Staff noticed issues with monitoring equipment used to analyze water flows in Chapman Creek following a storm in early November, according to the release. The equipment was showing water levels were “lower than expected” given the substantial rainfall. 

Infrastructure Services General Manager Remko Rosenboom told Coast Reporter the equipment was impacted by a Nov. 4 storm and had to be recalibrated. 

In a Nov. 15 news release, the SCRD reported that on the previous day, 200 litres per second was flowing in the lower reaches of Chapman Creek. In contrast, it reported normal flows for this time of year can get up to 1,500 litres per second.

At that time, it raised the potential for the SCRD to go back to the Town of Gibsons to request emergency water to augment supplies for users on the Chapman system. 

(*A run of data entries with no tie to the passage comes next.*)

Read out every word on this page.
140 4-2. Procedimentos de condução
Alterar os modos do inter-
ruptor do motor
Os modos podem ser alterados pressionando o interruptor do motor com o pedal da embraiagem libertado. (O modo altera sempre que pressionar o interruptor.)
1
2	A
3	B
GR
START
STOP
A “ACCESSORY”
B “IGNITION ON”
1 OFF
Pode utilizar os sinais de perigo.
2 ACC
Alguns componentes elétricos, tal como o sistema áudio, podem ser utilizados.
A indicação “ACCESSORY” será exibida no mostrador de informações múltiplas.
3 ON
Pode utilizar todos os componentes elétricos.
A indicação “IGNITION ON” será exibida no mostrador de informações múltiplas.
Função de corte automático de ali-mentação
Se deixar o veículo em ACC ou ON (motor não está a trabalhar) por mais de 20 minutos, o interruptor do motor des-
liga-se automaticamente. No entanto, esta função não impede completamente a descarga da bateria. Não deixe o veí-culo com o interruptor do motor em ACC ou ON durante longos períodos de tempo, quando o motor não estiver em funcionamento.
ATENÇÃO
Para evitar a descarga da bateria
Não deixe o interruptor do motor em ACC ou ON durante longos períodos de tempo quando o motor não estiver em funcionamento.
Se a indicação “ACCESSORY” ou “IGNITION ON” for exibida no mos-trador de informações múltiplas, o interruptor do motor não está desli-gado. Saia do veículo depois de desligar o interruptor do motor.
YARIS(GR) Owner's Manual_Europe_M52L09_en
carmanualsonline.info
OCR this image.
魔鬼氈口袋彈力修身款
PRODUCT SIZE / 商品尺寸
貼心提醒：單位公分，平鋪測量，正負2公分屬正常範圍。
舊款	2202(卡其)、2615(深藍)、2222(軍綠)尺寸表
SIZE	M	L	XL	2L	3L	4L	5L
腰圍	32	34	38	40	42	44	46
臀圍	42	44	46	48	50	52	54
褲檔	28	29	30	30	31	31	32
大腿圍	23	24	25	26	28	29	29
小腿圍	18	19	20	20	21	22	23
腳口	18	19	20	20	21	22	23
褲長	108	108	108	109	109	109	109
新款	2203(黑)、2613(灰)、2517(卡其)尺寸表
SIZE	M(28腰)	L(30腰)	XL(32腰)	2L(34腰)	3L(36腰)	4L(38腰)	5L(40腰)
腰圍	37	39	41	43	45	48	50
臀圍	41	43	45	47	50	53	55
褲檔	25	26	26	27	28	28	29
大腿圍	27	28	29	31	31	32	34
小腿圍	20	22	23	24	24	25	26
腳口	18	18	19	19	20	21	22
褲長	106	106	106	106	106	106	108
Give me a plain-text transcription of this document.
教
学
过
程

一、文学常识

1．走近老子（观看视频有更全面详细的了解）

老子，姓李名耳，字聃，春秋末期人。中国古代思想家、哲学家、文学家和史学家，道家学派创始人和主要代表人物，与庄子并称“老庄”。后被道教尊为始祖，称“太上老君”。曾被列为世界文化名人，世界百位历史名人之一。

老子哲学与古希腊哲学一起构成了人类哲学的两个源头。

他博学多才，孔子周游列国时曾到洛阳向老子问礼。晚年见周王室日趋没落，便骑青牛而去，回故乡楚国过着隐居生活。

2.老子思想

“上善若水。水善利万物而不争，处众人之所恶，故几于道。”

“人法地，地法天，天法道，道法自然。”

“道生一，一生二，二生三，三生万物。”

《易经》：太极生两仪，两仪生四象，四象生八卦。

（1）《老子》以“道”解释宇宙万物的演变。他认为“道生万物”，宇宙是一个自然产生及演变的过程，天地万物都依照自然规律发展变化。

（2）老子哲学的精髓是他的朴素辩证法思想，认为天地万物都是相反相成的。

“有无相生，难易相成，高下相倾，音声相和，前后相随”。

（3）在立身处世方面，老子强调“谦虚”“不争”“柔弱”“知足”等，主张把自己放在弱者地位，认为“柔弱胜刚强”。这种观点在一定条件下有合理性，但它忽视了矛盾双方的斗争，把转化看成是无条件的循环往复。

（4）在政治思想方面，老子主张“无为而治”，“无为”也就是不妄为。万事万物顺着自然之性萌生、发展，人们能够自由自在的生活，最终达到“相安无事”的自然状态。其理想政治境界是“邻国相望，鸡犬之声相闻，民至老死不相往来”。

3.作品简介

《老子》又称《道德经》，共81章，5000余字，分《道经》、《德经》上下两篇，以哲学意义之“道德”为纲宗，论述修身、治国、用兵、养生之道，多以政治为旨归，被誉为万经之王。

The release said over the past week staff have been working with consultants “On other forms of measuring the creek flow to ensure that the best information is available to inform important decisions being made through the Emergency Operations Centre (EOC).”

SOLEs have also been lifted for the District of Sechelt and shíshálh Nation Government District. 

All orders associated with the SOLEs – including a ban on a number of non-essential uses, such as non-medical cannabis production and concrete production, have also been lifted. 

“Our staff have worked hard to get us to this point and I’d like to recognize what they have done to ensure our community has had uninterrupted access to water through a 100-day summer drought and an unprecedented transition to freezing events at Chapman and Edwards lakes,” said newly-elected SCRD Board Chair Leonard Lee in the release. “I also want to recognize the high level of support provided to the SCRD to date by the Provincial Government through Emergency Management B.C. as we dealt with the emergency.”

Sechelt Mayor John Henderson said the community has “stepped up” over the last six months, adding, “we will continue our work with the SCRD to ensure that water sources are brought online as quickly as possible to address any supply emergencies in the coming weeks.”

While the SOLEs may be lifted, the SCRD is keeping its Emergency Operations Centre active

SCRD staff will be monitoring rainfall levels and their impact on the watershed and Chapman Lake over the next week, in case expected rain is enough to reduce the need for Stage 4 water restrictions, however there’s “an ongoing risk” that more dry weather could increase the water shortage, and that risk remains “until the soils in the Chapman watershed are fully recharged.” 

In the release, shíshálh Nation hiwus Warren Paull called for more support from all government levels to ensure adequate supply on the Sunshine Coast. “These past few months have shown the effects of climate change on our land and water supply,” he said. “Moving forward, there must be a collaborative approach with all levels of government involved to secure water supply for the Region.”

Local governments on the Sunshine Coast declared states emergency due to drought within their jurisdictions for the first time on Oct. 17.